Dei uma boa garfada, precisava ganhar tempo. Eu sabia o que queria, mas não sabia o que dizer, como dizer. Mastiguei lentamente, como quem quer aproveitar até o último segundo antes de uma tarefa muito difícil. Quando o último grão de comida desceu garganta abaixo, não havia mais como escapar, e fui obrigado a começar a falar.

— Bem, eu sei que você vai se casar, e por isso terminou comigo, mas preciso te dizer algo muito importante, e gostaria que você me escutasse antes de tomar qualquer decisão, já que o que tenho a dizer é muito importante, e...

— Diz logo, Anderson, por favor. Eu não posso...

— Não pode demorar. Eu sei, eu sei. Vou tentar ser direto, então. É o seguinte, eu quero voltar a te encontrar. E não importa se você vai casar, eu preciso de você! Meu casamento depende disso. Você não pode deixar que meu casamento seja arruinado!

— Anderson, já conversamos sobre isso. Pensei que tivesse entendido. Eu tenho um novo relacionamento, a família dele é religiosa e fizemos um pacto. Nossa relação é baseada na monogamia!

De novo essa palavra. Monogamia. Nem lembrava mais o que Adelaide dissera sobre isso, e não me importava o que significava. Eu só precisava que ela aceitasse ser minha amante novamente.

— Mas eu preciso de você! Por favor!

Eu disse “por favor”. Não sei qual o limite de um homem para se humilhar, mas certamente eu havia atingido esse limite. Difícil entender como fui capaz de tanto, mas eu estava desesperado. Eu amava Adelaide, sempre amei, e não queria perdê-la.

— Anderson, eu tenho grande afeto por você, mas acho que foi um erro ter vindo até aqui. Me desculpe.

Ela se levantou, sem nem mesmo tocar na comida.

— Aliane! — tentei fazê-la voltar, mas minha ex-amante já se afastava.

— Sinto muito.

Foram as última palavras que ouvi, e logo ela já estava longe.

*

— Vai negar que foi procurar a vagabunda pedindo pra voltar, igual a um cachorrinho? — gritou Adelaide, enlouquecida.

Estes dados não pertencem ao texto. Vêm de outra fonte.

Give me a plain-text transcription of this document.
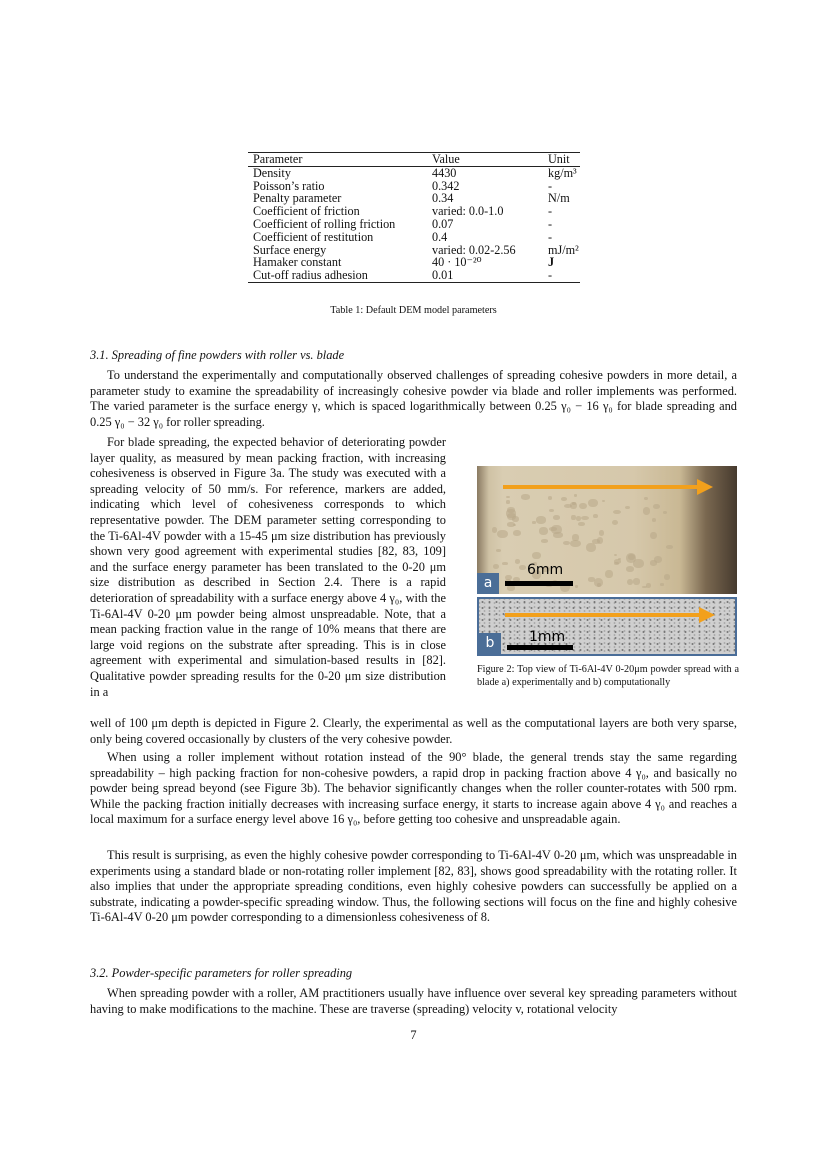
Parameter	Value	Unit
Density	4430	kg/m³
Poisson’s ratio	0.342	-
Penalty parameter	0.34	N/m
Coefficient of friction	varied: 0.0-1.0	-
Coefficient of rolling friction	0.07	-
Coefficient of restitution	0.4	-
Surface energy	varied: 0.02-2.56	mJ/m²
Hamaker constant	40 · 10⁻²⁰	J
Cut-off radius adhesion	0.01	-
Table 1: Default DEM model parameters
3.1. Spreading of fine powders with roller vs. blade
To understand the experimentally and computationally observed challenges of spreading cohesive powders in more detail, a parameter study to examine the spreadability of increasingly cohesive powder via blade and roller implements was performed. The varied parameter is the surface energy γ, which is spaced logarithmically between 0.25 γ₀ − 16 γ₀ for blade spreading and 0.25 γ₀ − 32 γ₀ for roller spreading.
For blade spreading, the expected behavior of deteriorating powder layer quality, as measured by mean packing fraction, with increasing cohesiveness is observed in Figure 3a. The study was executed with a spreading velocity of 50 mm/s. For reference, markers are added, indicating which level of cohesiveness corresponds to which representative powder. The DEM parameter setting corresponding to the Ti-6Al-4V powder with a 15-45 μm size distribution has previously shown very good agreement with experimental studies [82, 83, 109] and the surface energy parameter has been translated to the 0-20 μm size distribution as described in Section 2.4. There is a rapid deterioration of spreadability with a surface energy above 4 γ₀, with the Ti-6Al-4V 0-20 μm powder being almost unspreadable. Note, that a mean packing fraction value in the range of 10% means that there are large void regions on the substrate after spreading. This is in close agreement with experimental and simulation-based results in [82]. Qualitative powder spreading results for the 0-20 μm size distribution in a
well of 100 μm depth is depicted in Figure 2. Clearly, the experimental as well as the computational layers are both very sparse, only being covered occasionally by clusters of the very cohesive powder.
When using a roller implement without rotation instead of the 90° blade, the general trends stay the same regarding spreadability – high packing fraction for non-cohesive powders, a rapid drop in packing fraction above 4 γ₀, and basically no powder being spread beyond (see Figure 3b). The behavior significantly changes when the roller counter-rotates with 500 rpm. While the packing fraction initially decreases with increasing surface energy, it starts to increase again above 4 γ₀ and reaches a local maximum for a surface energy level above 16 γ₀, before getting too cohesive and unspreadable again.
This result is surprising, as even the highly cohesive powder corresponding to Ti-6Al-4V 0-20 μm, which was unspreadable in experiments using a standard blade or non-rotating roller implement [82, 83], shows good spreadability with the rotating roller. It also implies that under the appropriate spreading conditions, even highly cohesive powders can successfully be applied on a substrate, indicating a powder-specific spreading window. Thus, the following sections will focus on the fine and highly cohesive Ti-6Al-4V 0-20 μm powder corresponding to a dimensionless cohesiveness of 8.
3.2. Powder-specific parameters for roller spreading
When spreading powder with a roller, AM practitioners usually have influence over several key spreading parameters without having to make modifications to the machine. These are traverse (spreading) velocity v, rotational velocity
a
6mm
b	1mm
Figure 2: Top view of Ti-6Al-4V 0-20μm powder spread with a blade a) experimentally and b) computationally
7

— Adelaide, me deixa explicar! As coisas não são bem assim...

— Explicar o caralho! — ela berrava como louca, logo os vizinhos chamariam a polícia. — Estávamos juntos nessa, mas você quis me “dar a volta”. Queria continuar se encontrando com a piranha enquanto eu seria exclusividade sua!

— Não, eu nunca pensei nisso, eu só... eu só...

Não sabia como concluir, meu coração disparou, minha boca estava seca e o suor brotava da testa como se estivesse eu uma sauna cheia de homens gordos e peludos.

— Você nem sabe o que dizer. Pensou que me enganaria por quanto tempo? Você é um desgraçado!

Minha cabeça doía, e todos aqueles insultos me deixavam cada vez mais agitado. Eu omiti um fato, é verdade, mas aquilo não era justo. A ideia daquilo tudo tinha sido dela, e eu só fiz o que ela me induziu a fazer. Eu não queria entrar em conflito, mas a raiva começava a substituir o nervosismo, e não era mais possível conter o que eu tinha engasgado para dizer.

— A culpa é toda sua! — gritei, dando um basta à série de insultos que recebia.

— Como é que é?

Acho que não foi muito sensato dizer aquilo. Agora teria que aguentar o que viria pela frente.